Diabetes and heart disease often go hand in hand. A big unanswered question for people who have both conditions is what procedure is best for severely blocked coronary arteries. The answer is bypass surgery, explains the April 2013 issue of the Harvard Heart Letter.
Results from the Future Revascularization Evaluation in People with Diabetes Mellitus (FREEDOM) trial showed that among people with diabetes and heart disease, rates of heart attack and death were lower five years after coronary artery bypass surgery than after artery-opening angioplasty plus stenting.

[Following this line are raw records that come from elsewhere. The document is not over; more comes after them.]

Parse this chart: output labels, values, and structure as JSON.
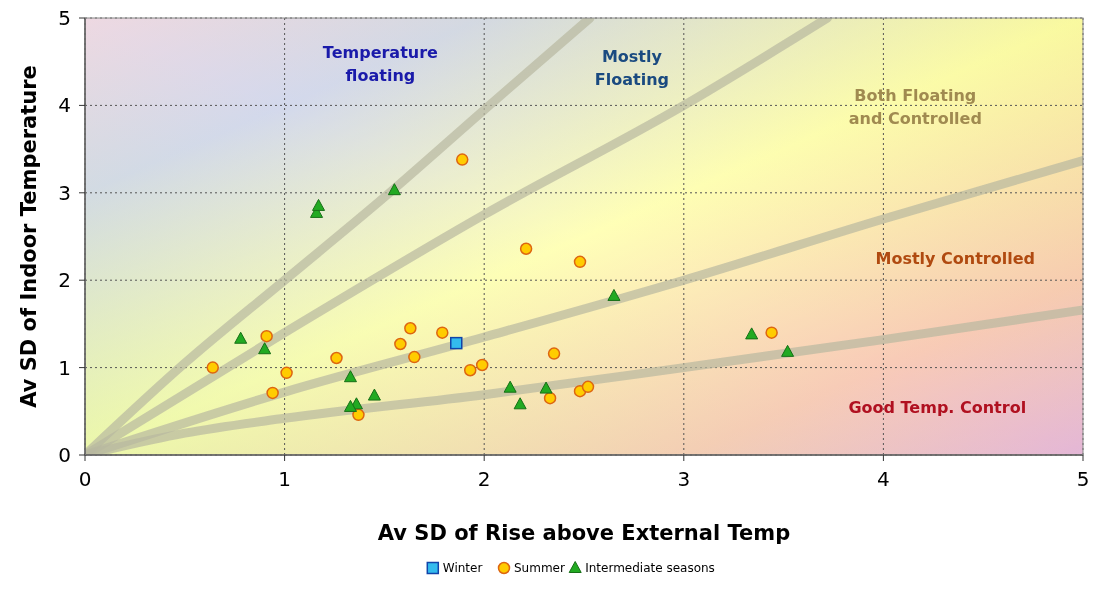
{
  "chart_data": {
    "type": "scatter",
    "xlabel": "Av SD of Rise above External Temp",
    "ylabel": "Av SD of Indoor Temperature",
    "xlim": [
      0,
      5
    ],
    "xticks": [
      0,
      1,
      2,
      3,
      4,
      5
    ],
    "ylim": [
      0,
      5
    ],
    "yticks": [
      0,
      1,
      2,
      3,
      4,
      5
    ],
    "grid": true,
    "legend": "bottom",
    "series": [
      {
        "type": "line",
        "color": "#b8b8a0",
        "x": [
          0,
          0.5,
          1,
          1.5,
          2,
          2.53
        ],
        "values": [
          0,
          1.05,
          2.0,
          2.95,
          3.95,
          5
        ]
      },
      {
        "type": "line",
        "color": "#b8b8a0",
        "x": [
          0,
          1,
          2,
          3,
          3.72
        ],
        "values": [
          0,
          1.4,
          2.75,
          4.0,
          5
        ]
      },
      {
        "type": "line",
        "color": "#b8b8a0",
        "x": [
          0,
          1,
          2,
          3,
          4,
          5
        ],
        "values": [
          0,
          0.72,
          1.35,
          2.0,
          2.7,
          3.37
        ]
      },
      {
        "type": "line",
        "color": "#b8b8a0",
        "x": [
          0,
          0.5,
          1,
          2,
          3,
          4,
          5
        ],
        "values": [
          0,
          0.25,
          0.42,
          0.69,
          1.0,
          1.32,
          1.66
        ]
      },
      {
        "name": "Winter",
        "color": "#33bbee",
        "marker": "square",
        "x": [
          1.86
        ],
        "values": [
          1.28
        ]
      },
      {
        "name": "Summer",
        "color": "#ffcc00",
        "marker": "circle",
        "x": [
          0.64,
          0.91,
          1.01,
          0.94,
          1.26,
          1.37,
          1.58,
          1.63,
          1.65,
          1.79,
          1.93,
          1.99,
          1.89,
          2.21,
          2.48,
          2.35,
          2.33,
          2.48,
          2.52,
          3.44
        ],
        "values": [
          1.0,
          1.36,
          0.94,
          0.71,
          1.11,
          0.46,
          1.27,
          1.45,
          1.12,
          1.4,
          0.97,
          1.03,
          3.38,
          2.36,
          2.21,
          1.16,
          0.65,
          0.73,
          0.78,
          1.4
        ]
      },
      {
        "name": "Intermediate seasons",
        "color": "#22aa22",
        "marker": "triangle",
        "x": [
          0.78,
          0.9,
          1.16,
          1.17,
          1.55,
          1.33,
          1.36,
          1.33,
          1.45,
          2.13,
          2.18,
          2.31,
          2.65,
          3.34,
          3.52
        ],
        "values": [
          1.33,
          1.21,
          2.77,
          2.85,
          3.03,
          0.89,
          0.58,
          0.55,
          0.68,
          0.77,
          0.58,
          0.76,
          1.82,
          1.38,
          1.18
        ]
      }
    ],
    "annotations": [
      "Temperature floating",
      "Mostly Floating",
      "Both Floating and Controlled",
      "Mostly Controlled",
      "Good Temp. Control"
    ]
  }
}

The FREEDOM results are important because doctors have been relying more heavily on angioplasty plus stenting in people with diabetes. Among recipients, angioplasty plus stenting is popular because the procedure is less painful than bypass surgery and has a much shorter recovery time. Doctors like it because it can be performed at the same time as diagnostic cardiac catheterization, the test that determines if arteries are blocked.
It’s convenient for specialists to think “as long as we are here, let’s fix this now,” rather than considering whether the long-term outlook might be improved more with surgery, says Dr. Thomas Lee, Co-Editor in Chief of the Harvard Heart Letter.
The results of the FREEDOM trial suggest that the long-term benefits of bypass surgery should trump the short-term convenience of angioplasty plus stenting.